Our View: Bleachers expansion exposes ambiguity

Neighbors unhappy with a stadium’s expansion have been making headlines in the past week, and we’re not talking about Wrigley Field.

Instead, School District 155 and Crystal Lake South High School are catching heat from neighbors and the city of Crystal Lake over the expansion of the school’s football stadium, which butts up to a residential neighborhood.

A temporary injunction on the bleachers expansion was granted Monday after a group of neighbors, including McHenry County State’s Attorney Lou Bianchi, filed a lawsuit claiming that the district failed to go through the process to obtain city permits for variations that would greatly change the area by increasing seating capacity, creating potential flood hazards and requiring potentially more than 1,200 parking spaces.

At issue is whether the school district is required to obtain city permits for zoning variations.

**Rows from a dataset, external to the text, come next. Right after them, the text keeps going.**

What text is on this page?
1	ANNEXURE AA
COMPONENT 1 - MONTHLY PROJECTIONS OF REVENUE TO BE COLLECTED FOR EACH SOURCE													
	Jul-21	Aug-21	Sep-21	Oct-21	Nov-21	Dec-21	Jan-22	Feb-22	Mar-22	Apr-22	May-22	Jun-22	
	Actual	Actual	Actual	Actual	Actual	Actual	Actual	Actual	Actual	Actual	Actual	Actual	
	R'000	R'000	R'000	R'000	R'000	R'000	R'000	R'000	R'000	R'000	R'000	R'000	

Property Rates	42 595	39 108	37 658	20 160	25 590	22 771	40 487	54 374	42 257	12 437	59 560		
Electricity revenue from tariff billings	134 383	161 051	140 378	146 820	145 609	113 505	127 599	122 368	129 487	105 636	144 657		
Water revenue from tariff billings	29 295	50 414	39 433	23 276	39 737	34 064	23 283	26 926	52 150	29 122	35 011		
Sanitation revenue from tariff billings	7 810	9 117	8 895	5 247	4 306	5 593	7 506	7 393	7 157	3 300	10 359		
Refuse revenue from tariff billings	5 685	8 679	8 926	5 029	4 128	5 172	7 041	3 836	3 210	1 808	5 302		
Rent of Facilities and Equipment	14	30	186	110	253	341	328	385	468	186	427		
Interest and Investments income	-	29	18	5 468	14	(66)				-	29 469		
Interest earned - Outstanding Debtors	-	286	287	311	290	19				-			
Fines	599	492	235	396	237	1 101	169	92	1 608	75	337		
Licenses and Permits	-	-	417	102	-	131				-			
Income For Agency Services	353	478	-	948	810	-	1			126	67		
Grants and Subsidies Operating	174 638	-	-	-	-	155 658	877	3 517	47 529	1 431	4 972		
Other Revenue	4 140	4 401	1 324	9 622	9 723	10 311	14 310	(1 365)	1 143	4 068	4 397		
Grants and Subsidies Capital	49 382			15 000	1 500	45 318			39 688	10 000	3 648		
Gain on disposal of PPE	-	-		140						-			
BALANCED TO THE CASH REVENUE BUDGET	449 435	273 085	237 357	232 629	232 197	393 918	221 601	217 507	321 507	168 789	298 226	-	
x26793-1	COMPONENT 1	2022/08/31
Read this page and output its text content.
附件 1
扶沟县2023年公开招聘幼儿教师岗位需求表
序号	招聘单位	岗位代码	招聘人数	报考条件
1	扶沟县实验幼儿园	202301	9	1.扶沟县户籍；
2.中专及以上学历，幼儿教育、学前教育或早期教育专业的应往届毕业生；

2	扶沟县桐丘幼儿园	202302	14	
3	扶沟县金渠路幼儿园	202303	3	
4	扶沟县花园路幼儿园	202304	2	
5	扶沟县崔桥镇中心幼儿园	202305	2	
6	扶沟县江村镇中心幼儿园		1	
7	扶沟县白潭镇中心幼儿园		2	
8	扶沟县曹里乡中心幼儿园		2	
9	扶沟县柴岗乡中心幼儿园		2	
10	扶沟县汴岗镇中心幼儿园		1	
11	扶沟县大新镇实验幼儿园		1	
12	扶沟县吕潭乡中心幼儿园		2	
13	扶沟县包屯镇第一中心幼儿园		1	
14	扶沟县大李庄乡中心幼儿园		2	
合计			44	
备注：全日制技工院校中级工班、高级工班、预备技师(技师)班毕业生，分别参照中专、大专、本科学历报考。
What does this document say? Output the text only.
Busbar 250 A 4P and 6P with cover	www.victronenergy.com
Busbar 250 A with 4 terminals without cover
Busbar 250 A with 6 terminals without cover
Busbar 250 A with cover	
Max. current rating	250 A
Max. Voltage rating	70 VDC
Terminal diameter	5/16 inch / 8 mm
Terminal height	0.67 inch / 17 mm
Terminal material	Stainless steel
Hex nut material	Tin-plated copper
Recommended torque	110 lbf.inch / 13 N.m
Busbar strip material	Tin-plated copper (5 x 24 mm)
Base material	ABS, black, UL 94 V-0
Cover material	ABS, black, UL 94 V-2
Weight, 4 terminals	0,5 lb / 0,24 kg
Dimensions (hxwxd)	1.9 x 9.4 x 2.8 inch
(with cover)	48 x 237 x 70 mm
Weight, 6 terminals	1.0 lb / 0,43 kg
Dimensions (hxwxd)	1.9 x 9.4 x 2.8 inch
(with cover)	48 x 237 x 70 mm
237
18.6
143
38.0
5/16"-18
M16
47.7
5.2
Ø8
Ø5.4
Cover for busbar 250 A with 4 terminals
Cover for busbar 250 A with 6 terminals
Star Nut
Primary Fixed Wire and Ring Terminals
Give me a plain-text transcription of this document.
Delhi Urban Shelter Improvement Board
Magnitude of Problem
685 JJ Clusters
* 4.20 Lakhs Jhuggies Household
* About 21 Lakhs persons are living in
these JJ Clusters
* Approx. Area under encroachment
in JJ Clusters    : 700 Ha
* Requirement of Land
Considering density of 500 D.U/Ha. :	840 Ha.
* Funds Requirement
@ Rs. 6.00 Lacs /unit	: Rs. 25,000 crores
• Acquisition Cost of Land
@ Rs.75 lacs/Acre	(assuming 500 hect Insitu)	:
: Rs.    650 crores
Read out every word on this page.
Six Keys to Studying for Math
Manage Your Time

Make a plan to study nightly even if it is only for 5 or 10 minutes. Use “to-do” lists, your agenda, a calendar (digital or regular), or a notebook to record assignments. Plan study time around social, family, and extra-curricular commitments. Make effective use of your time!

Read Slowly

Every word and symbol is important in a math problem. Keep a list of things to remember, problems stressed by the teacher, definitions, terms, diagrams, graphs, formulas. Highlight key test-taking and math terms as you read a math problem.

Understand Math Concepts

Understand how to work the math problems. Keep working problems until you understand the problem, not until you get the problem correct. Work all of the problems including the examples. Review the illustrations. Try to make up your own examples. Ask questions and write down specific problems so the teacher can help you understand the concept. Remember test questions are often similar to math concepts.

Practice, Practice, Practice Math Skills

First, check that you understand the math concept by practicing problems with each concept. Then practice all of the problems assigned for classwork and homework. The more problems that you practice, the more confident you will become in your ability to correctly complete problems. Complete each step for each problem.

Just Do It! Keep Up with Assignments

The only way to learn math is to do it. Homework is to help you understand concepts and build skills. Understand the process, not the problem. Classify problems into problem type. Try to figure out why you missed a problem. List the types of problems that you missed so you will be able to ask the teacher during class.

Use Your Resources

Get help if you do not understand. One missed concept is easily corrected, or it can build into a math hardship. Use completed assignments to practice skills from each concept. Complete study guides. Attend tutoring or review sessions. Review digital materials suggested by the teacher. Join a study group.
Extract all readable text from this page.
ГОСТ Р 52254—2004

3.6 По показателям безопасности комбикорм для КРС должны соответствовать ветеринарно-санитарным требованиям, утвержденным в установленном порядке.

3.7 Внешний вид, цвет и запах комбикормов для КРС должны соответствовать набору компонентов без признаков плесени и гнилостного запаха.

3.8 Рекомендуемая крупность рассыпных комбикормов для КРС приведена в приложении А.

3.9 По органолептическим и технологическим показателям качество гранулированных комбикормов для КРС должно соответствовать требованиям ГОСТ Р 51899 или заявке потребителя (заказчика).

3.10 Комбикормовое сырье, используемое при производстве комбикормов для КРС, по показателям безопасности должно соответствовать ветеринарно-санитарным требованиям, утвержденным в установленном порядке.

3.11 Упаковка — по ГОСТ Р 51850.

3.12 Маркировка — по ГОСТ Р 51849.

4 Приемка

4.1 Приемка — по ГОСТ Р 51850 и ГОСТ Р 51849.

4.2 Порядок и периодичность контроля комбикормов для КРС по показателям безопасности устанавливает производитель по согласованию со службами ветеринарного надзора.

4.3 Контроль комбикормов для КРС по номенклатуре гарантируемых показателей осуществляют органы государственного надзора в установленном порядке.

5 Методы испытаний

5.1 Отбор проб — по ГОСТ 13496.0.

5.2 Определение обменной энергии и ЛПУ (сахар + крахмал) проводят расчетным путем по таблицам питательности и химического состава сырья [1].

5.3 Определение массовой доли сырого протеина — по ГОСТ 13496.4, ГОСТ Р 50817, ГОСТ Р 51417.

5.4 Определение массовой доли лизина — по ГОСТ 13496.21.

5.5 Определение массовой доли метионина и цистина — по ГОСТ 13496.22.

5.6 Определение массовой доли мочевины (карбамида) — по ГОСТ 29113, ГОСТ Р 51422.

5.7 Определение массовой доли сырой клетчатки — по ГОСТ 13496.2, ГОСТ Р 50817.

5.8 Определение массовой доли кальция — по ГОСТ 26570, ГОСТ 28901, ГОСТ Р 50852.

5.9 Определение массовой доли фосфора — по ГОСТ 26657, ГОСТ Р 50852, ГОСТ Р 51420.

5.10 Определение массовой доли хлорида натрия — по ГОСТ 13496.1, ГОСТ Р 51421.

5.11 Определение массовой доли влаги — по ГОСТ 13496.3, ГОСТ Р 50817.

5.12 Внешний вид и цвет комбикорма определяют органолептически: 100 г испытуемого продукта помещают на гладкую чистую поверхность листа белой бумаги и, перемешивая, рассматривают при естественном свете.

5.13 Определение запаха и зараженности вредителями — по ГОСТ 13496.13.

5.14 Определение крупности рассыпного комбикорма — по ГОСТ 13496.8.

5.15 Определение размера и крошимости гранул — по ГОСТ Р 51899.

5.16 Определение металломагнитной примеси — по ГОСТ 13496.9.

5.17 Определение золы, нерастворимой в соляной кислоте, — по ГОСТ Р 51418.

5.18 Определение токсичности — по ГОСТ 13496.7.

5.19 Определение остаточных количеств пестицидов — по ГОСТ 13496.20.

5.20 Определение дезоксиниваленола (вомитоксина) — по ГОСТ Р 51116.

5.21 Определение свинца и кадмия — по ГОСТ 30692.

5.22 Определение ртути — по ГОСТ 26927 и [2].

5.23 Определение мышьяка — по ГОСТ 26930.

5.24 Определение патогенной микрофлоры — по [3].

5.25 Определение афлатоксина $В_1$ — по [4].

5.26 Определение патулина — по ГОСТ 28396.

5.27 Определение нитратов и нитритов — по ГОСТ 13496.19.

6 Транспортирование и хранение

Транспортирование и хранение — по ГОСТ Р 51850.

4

The district maintains that its expansion did not need to get zoning approval from the city, and that the only approval needed was from the Regional Office of Education, as required under the Illinois school code because the code is what governs construction on school grounds.

The city disagrees and says the project is in violation of three city zoning requirements.

An Illinois Attorney General’s opinion gives municipalities some zoning control over school districts, but Regional Superintendent Leslie Schermerhorn said the bleacher situation does not involve zoning.

Differences in the Attorney General’s opinion and state laws along with differing court rulings make it difficult to determine where authority lies, said Larry Frang, executive director of the Illinois Municipal League.

Assuming the neighbors’ lawsuit moves forward, it now will be up to a McHenry County judge to navigate the ambiguities in the law.

Regardless, it’s unfortunate the situation has gotten to this point. Neighbors contend they were surprised by the expansion and weren’t given an opportunity to express their concerns. The district disagrees, pointing to a public meeting it held on the matter.

The two sides were to meet Monday night, but the lawsuit put an end to that meeting. Even if it had gone on as scheduled, that meeting needed to happen sooner. The district should have been more proactive and upfront with neighbors about the project. Neighbors might ultimately still have objected to the project, but, perhaps, some compromises could have been reached.

Still, the situation appears to be headed for court, and it will require a judge to sort through the legalities.

One thing is certain. If there are ambiguities in state law regarding jurisdiction of building projects on school grounds, the state Legislature needs to take up the issue and make the law clearer.